Vidas secas foi o primeiro contato que tive com a escrita de Graciliano Ramos, e me supreendi bastante com a forma que ele abordou temas tão recentes em um século diferente do nosso.
O livro em si tem pouca comunicação entre os personagens, que, em meu ver, não se falavam muito devido a luta diária para sobreviver na seca. A história começa quando os cinco membros da familia: Sinhá Vitoria, Fabiano, a cachorrinha Baleia e o Filho mais velho e o mais novo (cujos nomes não são ditos no livro), procuram alguma sombra no meio da seca, famintos e cansados. Por sorte acham um pequeno sitio, onde moram de favor e ,em troca, Fabiano se oferece a ser Vaqueiro do local para o proprietário.
Durante todo o livro, é perceptível o sofrer dessa familia, sendo eles submetidos a fome, escassez de água, desprezo e enganação, tornando o enredo um baque para o mundo literário idealizado que a maioria consome.
"...mas como vivia em terra alheia, cuidava de animais alheios, descobria-se, encolhia-se na presença dos brancos e julgava-se cabra. Olhou em torno, com receio de que, fora os meninos, alguém tivesse percebido a frase imprudente. Corrigiu-a murmurando:
— Você é um bicho, Fabiano."
O trecho acima mostra Fabiano se autodenominando de ´bicho´. Isso nos mostra que Fabiano passava por uma insegurança habitacional, morava de favor e, por esse motivo, era um bicho, pois era incerto quando iria possuir ou não uma moradia digna para o conforto de seus filhos e sua mulher.

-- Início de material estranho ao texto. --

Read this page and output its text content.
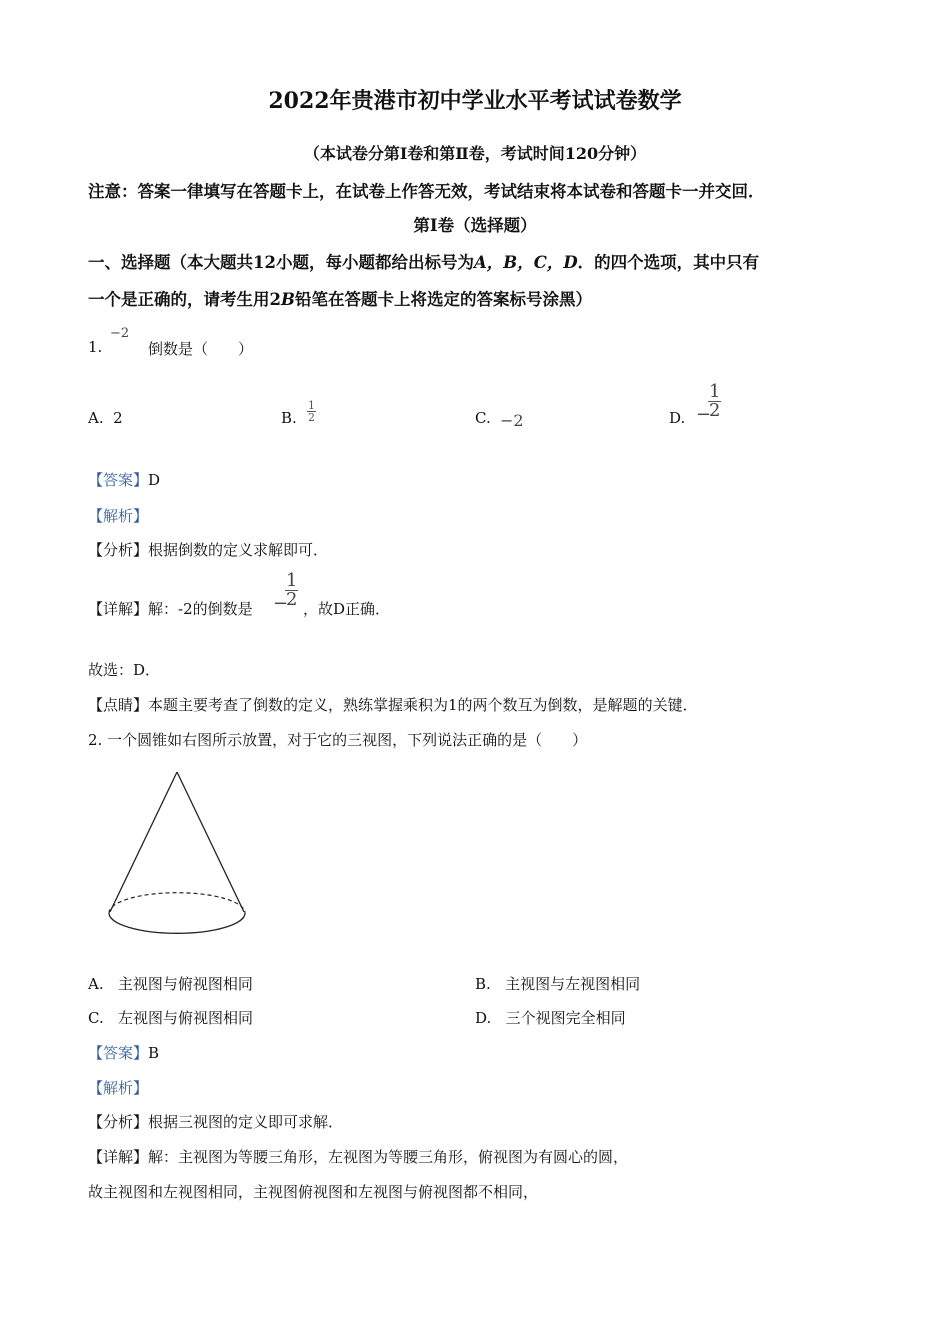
2022年贵港市初中学业水平考试试卷数学
（本试卷分第Ⅰ卷和第Ⅱ卷，考试时间120分钟）
注意：答案一律填写在答题卡上，在试卷上作答无效，考试结束将本试卷和答题卡一并交回．
第Ⅰ卷（选择题）
一、选择题（本大题共12小题，每小题都给出标号为A，B，C，D．的四个选项，其中只有
一个是正确的，请考生用2B铅笔在答题卡上将选定的答案标号涂黑）
1.
−2
倒数是（　　）
A. 2	B. $\frac{1}{2}$	C. −2	D. −
$\frac{1}{2}$
【答案】D
【解析】
【分析】根据倒数的定义求解即可．
【详解】解：-2的倒数是 −
$\frac{1}{2}$ ，故D正确．
故选：D．
【点睛】本题主要考查了倒数的定义，熟练掌握乘积为1的两个数互为倒数，是解题的关键．
2. 一个圆锥如右图所示放置，对于它的三视图，下列说法正确的是（　　）
A. 主视图与俯视图相同	B. 主视图与左视图相同
C. 左视图与俯视图相同	D. 三个视图完全相同
【答案】B
【解析】
【分析】根据三视图的定义即可求解．
【详解】解：主视图为等腰三角形，左视图为等腰三角形，俯视图为有圆心的圆，
故主视图和左视图相同，主视图俯视图和左视图与俯视图都不相同，
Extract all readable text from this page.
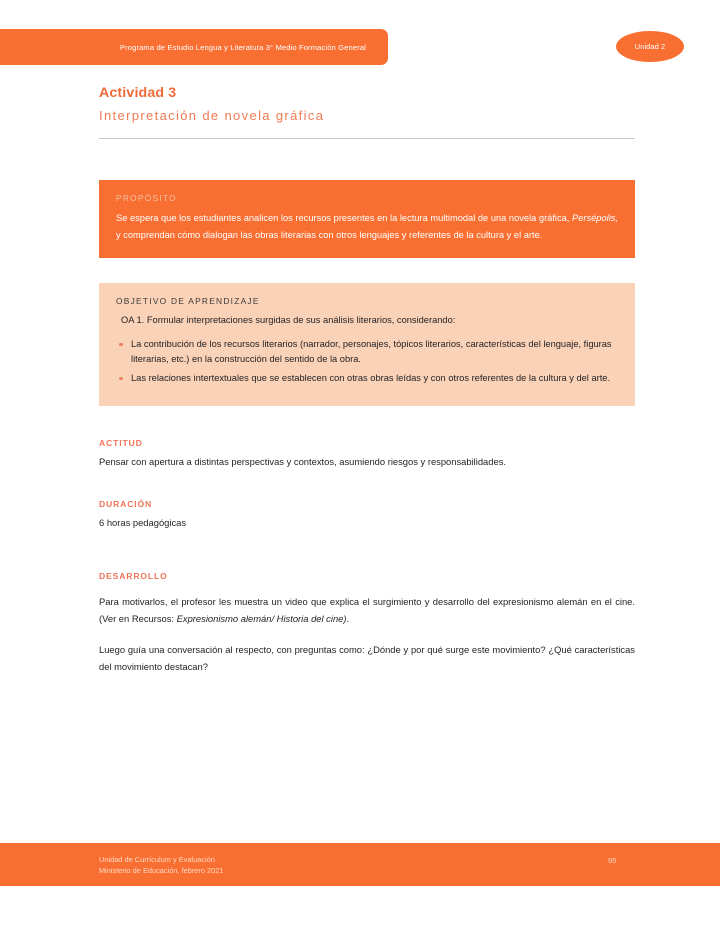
Programa de Estudio Lengua y Literatura 3° Medio Formación General	Unidad 2
Actividad 3
Interpretación de novela gráfica
PROPÓSITO
Se espera que los estudiantes analicen los recursos presentes en la lectura multimodal de una novela gráfica, Persépolis, y comprendan cómo dialogan las obras literarias con otros lenguajes y referentes de la cultura y el arte.
OBJETIVO DE APRENDIZAJE
OA 1. Formular interpretaciones surgidas de sus análisis literarios, considerando:
La contribución de los recursos literarios (narrador, personajes, tópicos literarios, características del lenguaje, figuras literarias, etc.) en la construcción del sentido de la obra.
Las relaciones intertextuales que se establecen con otras obras leídas y con otros referentes de la cultura y del arte.
ACTITUD
Pensar con apertura a distintas perspectivas y contextos, asumiendo riesgos y responsabilidades.
DURACIÓN
6 horas pedagógicas
DESARROLLO

Para motivarlos, el profesor les muestra un video que explica el surgimiento y desarrollo del expresionismo alemán en el cine. (Ver en Recursos: Expresionismo alemán/ Historia del cine).

Luego guía una conversación al respecto, con preguntas como: ¿Dónde y por qué surge este movimiento? ¿Qué características del movimiento destacan?

Unidad de Currículum y Evaluación
Ministerio de Educación, febrero 2021
95
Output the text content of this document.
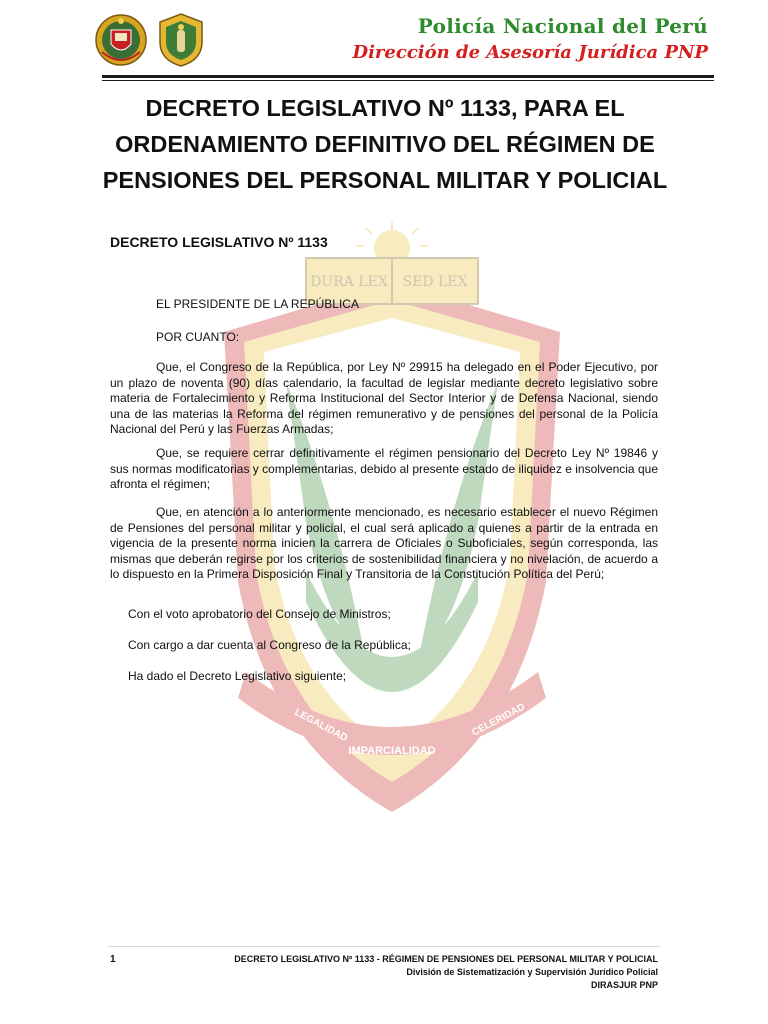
Policía Nacional del Perú
Dirección de Asesoría Jurídica PNP
DURA LEX SED LEX
LEGALIDAD
IMPARCIALIDAD
CELERIDAD
DECRETO LEGISLATIVO Nº 1133, PARA EL ORDENAMIENTO DEFINITIVO DEL RÉGIMEN DE PENSIONES DEL PERSONAL MILITAR Y POLICIAL
DECRETO LEGISLATIVO Nº 1133
EL PRESIDENTE DE LA REPÚBLICA
POR CUANTO:
Que, el Congreso de la República, por Ley Nº 29915 ha delegado en el Poder Ejecutivo, por un plazo de noventa (90) días calendario, la facultad de legislar mediante decreto legislativo sobre materia de Fortalecimiento y Reforma Institucional del Sector Interior y de Defensa Nacional, siendo una de las materias la Reforma del régimen remunerativo y de pensiones del personal de la Policía Nacional del Perú y las Fuerzas Armadas;
Que, se requiere cerrar definitivamente el régimen pensionario del Decreto Ley Nº 19846 y sus normas modificatorias y complementarias, debido al presente estado de iliquidez e insolvencia que afronta el régimen;
Que, en atención a lo anteriormente mencionado, es necesario establecer el nuevo Régimen de Pensiones del personal militar y policial, el cual será aplicado a quienes a partir de la entrada en vigencia de la presente norma inicien la carrera de Oficiales o Suboficiales, según corresponda, las mismas que deberán regirse por los criterios de sostenibilidad financiera y no nivelación, de acuerdo a lo dispuesto en la Primera Disposición Final y Transitoria de la Constitución Política del Perú;
Con el voto aprobatorio del Consejo de Ministros;
Con cargo a dar cuenta al Congreso de la República;
Ha dado el Decreto Legislativo siguiente;
1	DECRETO LEGISLATIVO Nº 1133 - RÉGIMEN DE PENSIONES DEL PERSONAL MILITAR Y POLICIAL
División de Sistematización y Supervisión Jurídico Policial
DIRASJUR PNP
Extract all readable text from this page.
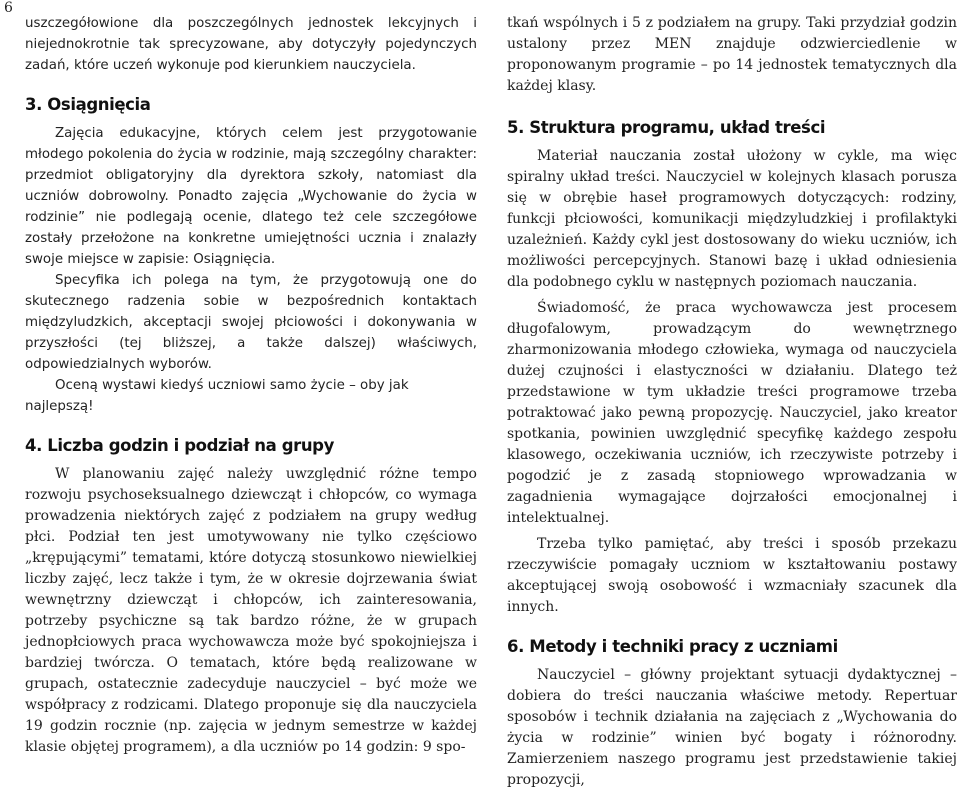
6

uszczegółowione dla poszczególnych jednostek lekcyjnych i niejednokrotnie tak sprecyzowane, aby dotyczyły pojedynczych zadań, które uczeń wykonuje pod kierunkiem nauczyciela.

3. Osiągnięcia

Zajęcia edukacyjne, których celem jest przygotowanie młodego pokolenia do życia w rodzinie, mają szczególny charakter: przedmiot obligatoryjny dla dyrektora szkoły, natomiast dla uczniów dobrowolny. Ponadto zajęcia „Wychowanie do życia w rodzinie” nie podlegają ocenie, dlatego też cele szczegółowe zostały przełożone na konkretne umiejętności ucznia i znalazły swoje miejsce w zapisie: Osiągnięcia.

Specyfika ich polega na tym, że przygotowują one do skutecznego radzenia sobie w bezpośrednich kontaktach międzyludzkich, akceptacji swojej płciowości i dokonywania w przyszłości (tej bliższej, a także dalszej) właściwych, odpowiedzialnych wyborów.

Oceną wystawi kiedyś uczniowi samo życie – oby jak najlepszą!

4. Liczba godzin i podział na grupy

W planowaniu zajęć należy uwzględnić różne tempo rozwoju psychoseksualnego dziewcząt i chłopców, co wymaga prowadzenia niektórych zajęć z podziałem na grupy według płci. Podział ten jest umotywowany nie tylko częściowo „krępującymi” tematami, które dotyczą stosunkowo niewielkiej liczby zajęć, lecz także i tym, że w okresie dojrzewania świat wewnętrzny dziewcząt i chłopców, ich zainteresowania, potrzeby psychiczne są tak bardzo różne, że w grupach jednopłciowych praca wychowawcza może być spokojniejsza i bardziej twórcza. O tematach, które będą realizowane w grupach, ostatecznie zadecyduje nauczyciel – być może we współpracy z rodzicami. Dlatego proponuje się dla nauczyciela 19 godzin rocznie (np. zajęcia w jednym semestrze w każdej klasie objętej programem), a dla uczniów po 14 godzin: 9 spo-

tkań wspólnych i 5 z podziałem na grupy. Taki przydział godzin ustalony przez MEN znajduje odzwierciedlenie w proponowanym programie – po 14 jednostek tematycznych dla każdej klasy.

5. Struktura programu, układ treści

Materiał nauczania został ułożony w cykle, ma więc spiralny układ treści. Nauczyciel w kolejnych klasach porusza się w obrębie haseł programowych dotyczących: rodziny, funkcji płciowości, komunikacji międzyludzkiej i profilaktyki uzależnień. Każdy cykl jest dostosowany do wieku uczniów, ich możliwości percepcyjnych. Stanowi bazę i układ odniesienia dla podobnego cyklu w następnych poziomach nauczania.

Świadomość, że praca wychowawcza jest procesem długofalowym, prowadzącym do wewnętrznego zharmonizowania młodego człowieka, wymaga od nauczyciela dużej czujności i elastyczności w działaniu. Dlatego też przedstawione w tym układzie treści programowe trzeba potraktować jako pewną propozycję. Nauczyciel, jako kreator spotkania, powinien uwzględnić specyfikę każdego zespołu klasowego, oczekiwania uczniów, ich rzeczywiste potrzeby i pogodzić je z zasadą stopniowego wprowadzania w zagadnienia wymagające dojrzałości emocjonalnej i intelektualnej.

Trzeba tylko pamiętać, aby treści i sposób przekazu rzeczywiście pomagały uczniom w kształtowaniu postawy akceptującej swoją osobowość i wzmacniały szacunek dla innych.

6. Metody i techniki pracy z uczniami

Nauczyciel – główny projektant sytuacji dydaktycznej – dobiera do treści nauczania właściwe metody. Repertuar sposobów i technik działania na zajęciach z „Wychowania do życia w rodzinie” winien być bogaty i różnorodny. Zamierzeniem naszego programu jest przedstawienie takiej propozycji,
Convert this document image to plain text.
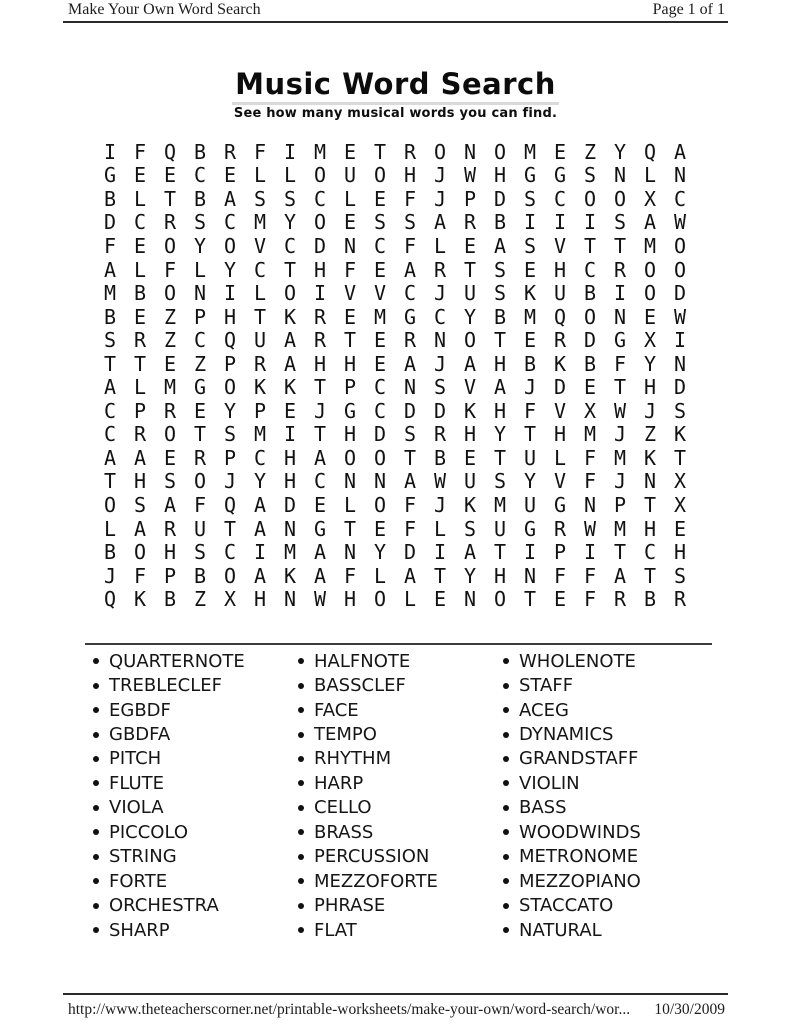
Make Your Own Word Search	Page 1 of 1
Music Word Search
See how many musical words you can find.
I F Q B R F I M E T R O N O M E Z Y Q A
G E E C E L L O U O H J W H G G S N L N
B L T B A S S C L E F J P D S C O O X C
D C R S C M Y O E S S A R B I I I S A W
F E O Y O V C D N C F L E A S V T T M O
A L F L Y C T H F E A R T S E H C R O O
M B O N I L O I V V C J U S K U B I O D
B E Z P H T K R E M G C Y B M Q O N E W
S R Z C Q U A R T E R N O T E R D G X I
T T E Z P R A H H E A J A H B K B F Y N
A L M G O K K T P C N S V A J D E T H D
C P R E Y P E J G C D D K H F V X W J S
C R O T S M I T H D S R H Y T H M J Z K
A A E R P C H A O O T B E T U L F M K T
T H S O J Y H C N N A W U S Y V F J N X
O S A F Q A D E L O F J K M U G N P T X
L A R U T A N G T E F L S U G R W M H E
B O H S C I M A N Y D I A T I P I T C H
J F P B O A K A F L A T Y H N F F A T S
Q K B Z X H N W H O L E N O T E F R B R
QUARTERNOTE
TREBLECLEF
EGBDF
GBDFA
PITCH
FLUTE
VIOLA
PICCOLO
STRING
FORTE
ORCHESTRA
SHARP
HALFNOTE
BASSCLEF
FACE
TEMPO
RHYTHM
HARP
CELLO
BRASS
PERCUSSION
MEZZOFORTE
PHRASE
FLAT
WHOLENOTE
STAFF
ACEG
DYNAMICS
GRANDSTAFF
VIOLIN
BASS
WOODWINDS
METRONOME
MEZZOPIANO
STACCATO
NATURAL
http://www.theteacherscorner.net/printable-worksheets/make-your-own/word-search/wor... 10/30/2009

Fabiano sonhava em dar uma vida digna para sua familia; Sinhá Vitória sonhava em ter uma cama igual a do Seu Tomás da Bolandeira, pois dormiam desconfortavelmente em uma cama de taipo; O Filho mais velho era muito interessado em palavras, e o Mais novo queria ser vaqueiro igual o pai; Baleia sonhava em um mundo cheio de preás, os quais poderiam encher sua barriga esquelética.
E durante todo o livro é assim, uma familia esperançosa tentando sobreviver à seca e a fome, com sonhos e desejos igual todo ser humano, porém, sem o direito basico de uma alimentação garantida e uma vida digna.
“Pois não estava vendo que ele era de carne e osso? Tinha obrigações de trabalhar para os outros, naturalmente, conheciam o seu lugar. Bem. Nascera com esse destino, ninguém tinha culpa de ter nascido com um destino ruim. O que fazer? Você poderia mudar uma espécie? Se você dissesse que era possível melhorar a situação, espantar-se-ia. Tinha vindo ao mundo para amansar brabo, curar feridas com rezas, retornar cerca de inverno a verão. Era sina. O pai vivera assim, o avô também. E para trás não existia família. Cortar mandacaru, ensebar látegos — aquilo estava no sangue. Conformava-se, não pretendia mais nada. Se você dissesse o que era dele, estava certo. Não davam. Era um infeliz, era como um cachorro, só recebia ossos. Por que seria que os homens ricos ainda lhe tomavam uma parte dos ossos? Fazia até nojo pessoas importantes se ocuparem com porcarias semelhantes.”